General Optimization Guidelines 2
2-11
The VTune Performance Analyzer also enables engineers to use these
counters to measure a number of workload characteristics, including:
• retirement throughput of instruction execution as an indication of
the degree of extractable instruction-level parallelism in the
workload,
• data traffic locality as an indication of the stress point of the cache
and memory hierarchy,
• data traffic parallelism as an indication of the degree of
effectiveness of amortization of data access latency.
Note that improving performance in one part of the machine does not
necessarily bring significant gains to overall performance. It is possible
to degrade overall performance by improving performance for some
particular metric.
Where appropriate, coding recommendations in this chapter include
descriptions of the VTune analyzer events that provide measurable data
of performance gain achieved by following recommendations. Refer to
the VTune analyzer online help for instructions on how to use the tool.
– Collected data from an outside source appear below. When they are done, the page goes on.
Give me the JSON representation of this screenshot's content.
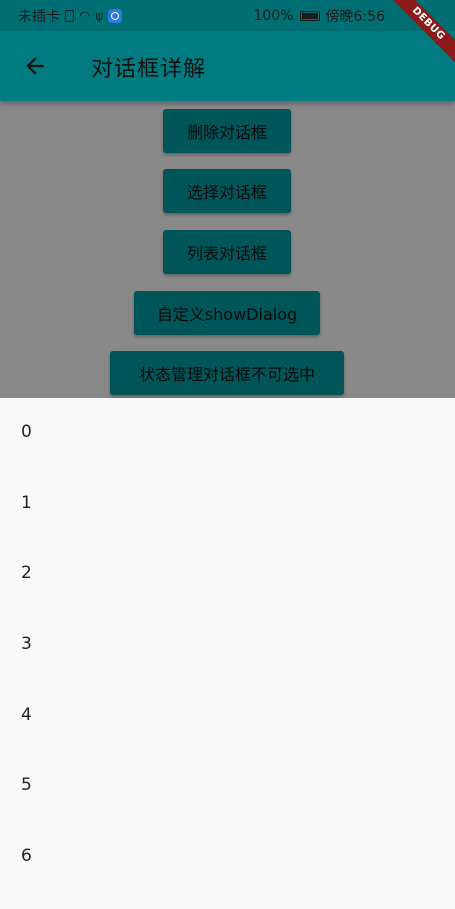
{
  "status_bar": {
    "carrier": "未插卡",
    "battery": "100%",
    "time": "傍晚6:56"
  },
  "app_bar": {
    "back_icon": "arrow-left-icon",
    "title": "对话框详解",
    "debug_banner": "DEBUG"
  },
  "buttons": [
    {
      "label": "删除对话框"
    },
    {
      "label": "选择对话框"
    },
    {
      "label": "列表对话框"
    },
    {
      "label": "自定义showDialog"
    },
    {
      "label": "状态管理对话框不可选中"
    }
  ],
  "sheet": {
    "items": [
      "0",
      "1",
      "2",
      "3",
      "4",
      "5",
      "6"
    ]
  },
  "colors": {
    "primary": "#007b80",
    "button": "#009ca3",
    "sheet_background": "#f9f9f9"
  }
}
VTune analyzer events include the Pentium 4 processor performance
metrics described in Appendix B, “Using Performance Monitoring
Events.”
Processor Perspectives
The majority of the coding recommendations for the Pentium 4 and
Intel Xeon processors also apply to Pentium M, Intel Core Solo, and
Intel Core Duo processors. However, there are situations where a
recommendation may benefit one microarchitecture more than the other.
The most important of these are:
• Instruction decode throughput is important for the Pentium M, Intel
Core Solo, and Intel Core Duo processors but less important for the
Pentium 4 and Intel Xeon processors. Generating code with the
4-1-1 template (instruction with four μops followed by two
instructions with one μop each) helps the Pentium M processor.